Regionen und Kirchenkreise müssten künftig mehr kooperieren und auf die Menschen zugehen, so Latzel. Als Zielgruppe nannte er vor allem die 20- bis 40-Jährigen, denn sie träten am häufigsten aus der Kirche aus. Junge Menschen müssten mehr Raum bekommen in der Kirche. Bereiche wie Kita-Arbeit sollten gestärkt werden, weil sie einen Kontakt zu jungen Familien böten.

Latzel sieht die Zukunft der Kirche auch ökumenisch, also in der Zusammenarbeit der Konfessionen etwa im Religionsunterricht, in Gemeinden und der Seelsorge. Zugleich stelle die Situation der katholischen Kirche „gegenwärtig eine Herausforderung für uns“ dar, sagte er. Beide Kirchen seien in einer „öffentlichen Haftungsgemeinschaft“ – auch dort, wo die evangelische Kirche dezidiert andere Positionen vertrete, etwa bei der Gleichberechtigung von Frauen, der Stellung von Priestern und bei Fragen der freien sexuellen Selbstbestimmung.

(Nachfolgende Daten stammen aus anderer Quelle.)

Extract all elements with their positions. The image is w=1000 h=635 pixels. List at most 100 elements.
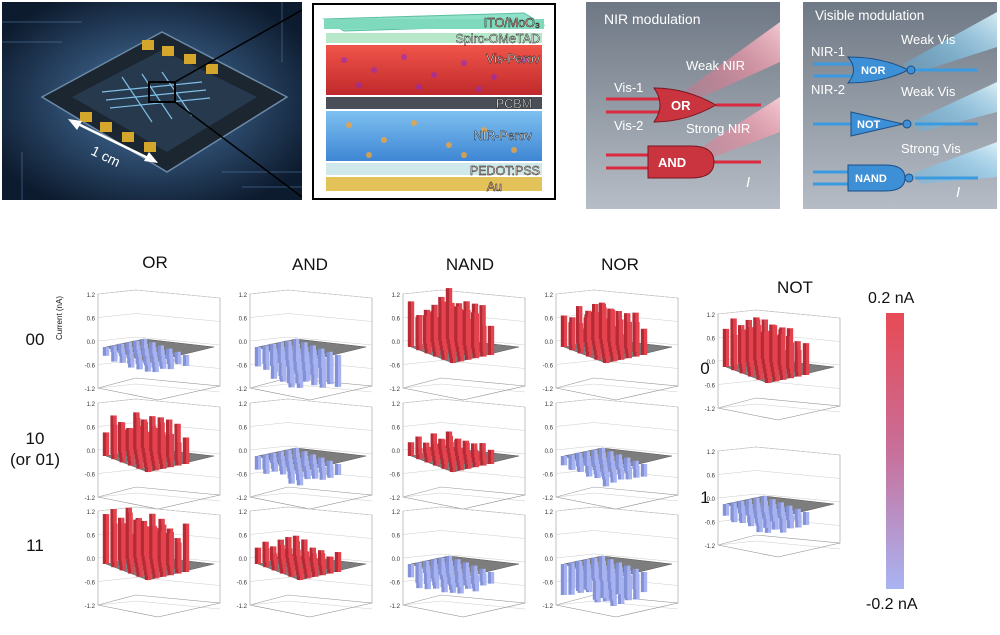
z-tick-label: 0.0: [87, 449, 96, 455]
layer-pedot: PEDOT:PSS: [470, 164, 540, 178]
bar: [270, 452, 277, 463]
z-tick-label: 0.0: [87, 340, 96, 346]
bar: [423, 315, 430, 344]
z-tick-label: 1.2: [87, 402, 96, 408]
z-tick-label: 1.2: [239, 293, 248, 299]
bar: [445, 288, 453, 339]
z-tick-label: -0.6: [705, 384, 716, 390]
bar: [270, 457, 278, 469]
bar: [144, 363, 152, 372]
z-tick-label: 0.0: [239, 557, 248, 563]
bar: [415, 562, 422, 584]
bar: [182, 523, 190, 572]
z-tick-label: -0.6: [237, 581, 248, 587]
bar: [125, 507, 132, 560]
bar: [301, 451, 308, 467]
z-axis-label: Current (nA): [55, 295, 64, 340]
plot-nor-00: 1.2 0.6 0.0 -0.6 -1.2: [538, 288, 688, 406]
vis-current-label: I: [956, 184, 960, 201]
bar: [326, 351, 333, 382]
z-tick-label: -1.2: [543, 387, 554, 393]
bar: [745, 499, 752, 515]
bar: [624, 313, 631, 349]
plot-and-10: 1.2 0.6 0.0 -0.6 -1.2: [232, 397, 382, 515]
bar: [722, 504, 730, 516]
bar: [158, 350, 165, 362]
bar: [585, 460, 592, 473]
z-tick-label: -0.6: [543, 473, 554, 479]
bar: [294, 457, 301, 469]
z-tick-label: 0.0: [545, 557, 554, 563]
bar: [303, 465, 310, 477]
z-tick-label: -0.6: [85, 581, 96, 587]
bar: [262, 345, 269, 364]
z-tick-label: 0.6: [545, 534, 554, 540]
bar: [182, 355, 190, 366]
bar: [568, 454, 575, 470]
bar: [777, 334, 784, 366]
bar: [310, 459, 317, 470]
z-tick-label: 1.2: [87, 510, 96, 516]
bar: [598, 302, 606, 339]
bar: [583, 317, 590, 343]
bar: [607, 451, 614, 463]
bar: [174, 538, 181, 569]
bar: [262, 454, 269, 470]
bar: [270, 343, 277, 366]
bar: [301, 539, 308, 560]
z-tick-label: -0.6: [390, 364, 401, 370]
bar: [334, 464, 342, 476]
row-label-not-0: 0: [700, 359, 710, 378]
bar: [415, 317, 422, 346]
bar: [487, 325, 495, 355]
bar: [118, 343, 125, 354]
bar: [598, 448, 606, 460]
bar: [600, 457, 607, 473]
bar: [615, 311, 622, 346]
bar: [286, 350, 294, 384]
bar: [135, 355, 142, 365]
row-label-11: 11: [26, 536, 44, 555]
bar: [462, 440, 469, 455]
layer-nir-perov: NIR-Perov: [474, 129, 533, 143]
bar: [454, 559, 461, 572]
bar: [440, 572, 447, 588]
layer-spiro: Spiro-OMeTAD: [455, 32, 540, 46]
bar: [738, 505, 746, 522]
z-tick-label: 0.6: [392, 426, 401, 432]
bar: [430, 559, 437, 579]
bar: [598, 556, 606, 580]
bar: [624, 457, 631, 472]
bar: [479, 568, 486, 582]
col-label-and: AND: [292, 255, 328, 274]
z-tick-label: 0.0: [239, 340, 248, 346]
bar: [632, 568, 639, 590]
z-tick-label: 0.6: [239, 534, 248, 540]
bar: [607, 559, 614, 582]
z-tick-label: -1.2: [543, 496, 554, 502]
bar: [568, 562, 575, 595]
bar: [615, 562, 622, 595]
z-tick-label: 1.2: [239, 402, 248, 408]
bar: [140, 339, 148, 349]
chip-photo: 1 cm: [2, 2, 302, 200]
bar: [110, 509, 117, 563]
vis-modulation-diagram: Visible modulation Weak Vis Weak Vis Str…: [803, 2, 997, 209]
bar: [254, 547, 262, 564]
bar: [254, 456, 262, 470]
z-tick-label: -1.2: [390, 387, 401, 393]
bar: [277, 342, 284, 363]
row-label-10: 10 (or 01): [9, 429, 61, 469]
z-tick-label: 0.6: [239, 317, 248, 323]
vis-weak1-label: Weak Vis: [901, 32, 956, 47]
col-label-nor: NOR: [601, 255, 639, 274]
bar: [292, 448, 300, 457]
col-label-nand: NAND: [445, 255, 495, 274]
bar: [722, 328, 730, 367]
plot-nand-00: 1.2 0.6 0.0 -0.6 -1.2: [385, 288, 535, 406]
col-label-not: NOT: [777, 278, 813, 297]
z-tick-label: -1.2: [85, 387, 96, 393]
bar: [102, 432, 110, 456]
bar: [423, 560, 430, 573]
bar: [174, 423, 181, 461]
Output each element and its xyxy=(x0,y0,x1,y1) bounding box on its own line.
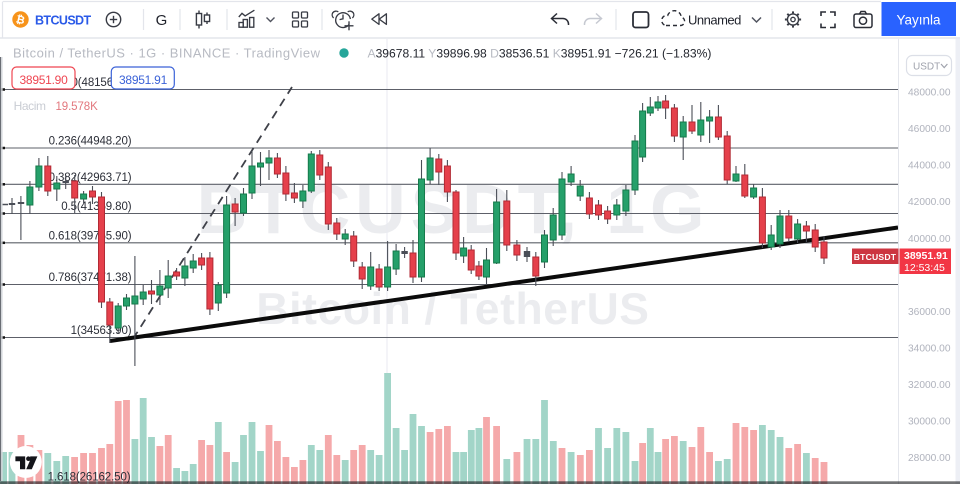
svg-text:40000.00: 40000.00 xyxy=(908,234,951,245)
svg-text:38951.90: 38951.90 xyxy=(19,73,68,87)
svg-text:1(34563.90): 1(34563.90) xyxy=(71,325,132,337)
svg-text:BTCUSDT: BTCUSDT xyxy=(854,252,897,262)
svg-text:32000.00: 32000.00 xyxy=(908,380,951,391)
svg-text:0.618(39755.90): 0.618(39755.90) xyxy=(49,230,132,242)
svg-text:A39678.11 Y39896.98 D38536.51: A39678.11 Y39896.98 D38536.51 K38951.91 … xyxy=(368,47,712,61)
svg-text:12:53:45: 12:53:45 xyxy=(904,262,945,274)
svg-text:30000.00: 30000.00 xyxy=(908,417,951,428)
svg-text:38951.91: 38951.91 xyxy=(904,250,948,262)
svg-text:G: G xyxy=(156,12,168,29)
svg-text:44000.00: 44000.00 xyxy=(908,161,951,172)
svg-text:36000.00: 36000.00 xyxy=(908,307,951,318)
svg-text:Bitcoin / TetherUS · 1G · BINA: Bitcoin / TetherUS · 1G · BINANCE · Trad… xyxy=(13,46,321,61)
svg-text:19.578K: 19.578K xyxy=(56,101,99,113)
svg-text:34000.00: 34000.00 xyxy=(908,343,951,354)
svg-text:BTCUSDT: BTCUSDT xyxy=(35,14,91,28)
svg-text:48000.00: 48000.00 xyxy=(908,88,951,99)
svg-text:USDT: USDT xyxy=(913,62,940,73)
svg-text:46000.00: 46000.00 xyxy=(908,124,951,135)
svg-text:38951.91: 38951.91 xyxy=(119,73,168,87)
svg-text:0.382(42963.71): 0.382(42963.71) xyxy=(49,172,132,184)
svg-text:Yayınla: Yayınla xyxy=(896,13,941,28)
svg-text:0.5(41359.80): 0.5(41359.80) xyxy=(61,201,132,213)
svg-text:₿: ₿ xyxy=(15,13,27,27)
svg-text:Unnamed: Unnamed xyxy=(688,13,741,28)
svg-text:42000.00: 42000.00 xyxy=(908,197,951,208)
svg-text:0.786(37471.38): 0.786(37471.38) xyxy=(49,272,132,284)
svg-text:1.618(26162.50): 1.618(26162.50) xyxy=(48,472,131,484)
svg-text:28000.00: 28000.00 xyxy=(908,453,951,464)
svg-text:Hacim: Hacim xyxy=(14,99,46,113)
svg-text:0.236(44948.20): 0.236(44948.20) xyxy=(49,136,132,148)
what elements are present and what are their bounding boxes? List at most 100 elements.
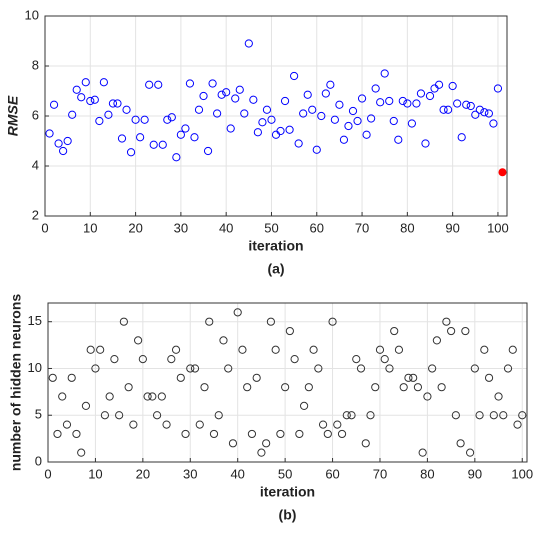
caption: (a) (267, 261, 284, 277)
point (105, 392, 114, 401)
point (143, 392, 152, 401)
point (361, 439, 370, 448)
point (451, 411, 460, 420)
point (457, 133, 466, 142)
caption: (b) (279, 507, 297, 523)
point (380, 69, 389, 78)
point (149, 140, 158, 149)
point (448, 81, 457, 91)
point (404, 373, 413, 382)
x-tick-label: 100 (511, 466, 533, 481)
point (271, 345, 280, 354)
point (195, 420, 204, 429)
point (158, 140, 167, 149)
point (181, 429, 190, 439)
point (280, 96, 290, 106)
point (186, 364, 195, 373)
point (385, 96, 394, 106)
x-tick-label: 30 (174, 220, 188, 235)
point (299, 109, 308, 118)
x-tick-label: 50 (264, 220, 278, 235)
point (394, 135, 403, 144)
point (337, 429, 347, 439)
point (335, 100, 344, 109)
point (326, 80, 335, 89)
point (339, 135, 349, 144)
point (437, 383, 446, 392)
point (181, 124, 190, 133)
point (489, 411, 498, 420)
point (262, 105, 272, 114)
point (124, 383, 133, 392)
point (475, 411, 484, 420)
point (244, 39, 253, 48)
point (318, 420, 328, 429)
point (243, 383, 252, 392)
point (68, 110, 77, 119)
point (271, 130, 281, 139)
point (59, 146, 68, 156)
point (503, 364, 513, 373)
point (421, 139, 430, 148)
point (140, 115, 149, 124)
x-tick-label: 40 (230, 466, 244, 481)
point (208, 79, 217, 88)
point (484, 373, 494, 382)
point (122, 105, 131, 114)
point (407, 119, 416, 128)
y-axis-label: number of hidden neurons (8, 294, 24, 472)
point (342, 411, 351, 420)
point (81, 401, 91, 410)
point (219, 336, 228, 345)
point (508, 345, 517, 354)
point (67, 373, 76, 382)
point (45, 129, 54, 138)
point (152, 411, 162, 420)
point (226, 124, 235, 133)
point (304, 383, 313, 392)
plot-frame (47, 302, 528, 463)
point (58, 392, 67, 401)
point (499, 411, 508, 420)
point (367, 114, 376, 123)
point (190, 133, 199, 142)
point (412, 99, 421, 108)
x-tick-label: 60 (310, 220, 324, 235)
point (224, 364, 233, 373)
point (136, 133, 145, 142)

Es gebe nicht „die eine katholische Kirche“, sagte Latzel später vor Journalisten. Besonders belaste derzeit die Situation im Erzbistum Köln, wo sich der umstrittene Kardinal Rainer Maria Woelki noch bis Anfang März in einer „geistlichen Auszeit“ befindet. Aber die evangelische Kirche werde weiterhin mit Bistümern kooperieren.

Das Gebiet der rheinischen Kirche mit derzeit etwa 2,4 Millionen Mitgliedern und 643 Gemeinden erstreckt sich über Teile der Bundesländer Nordrhein-Westfalen, Rheinland-Pfalz, Saarland und Hessen.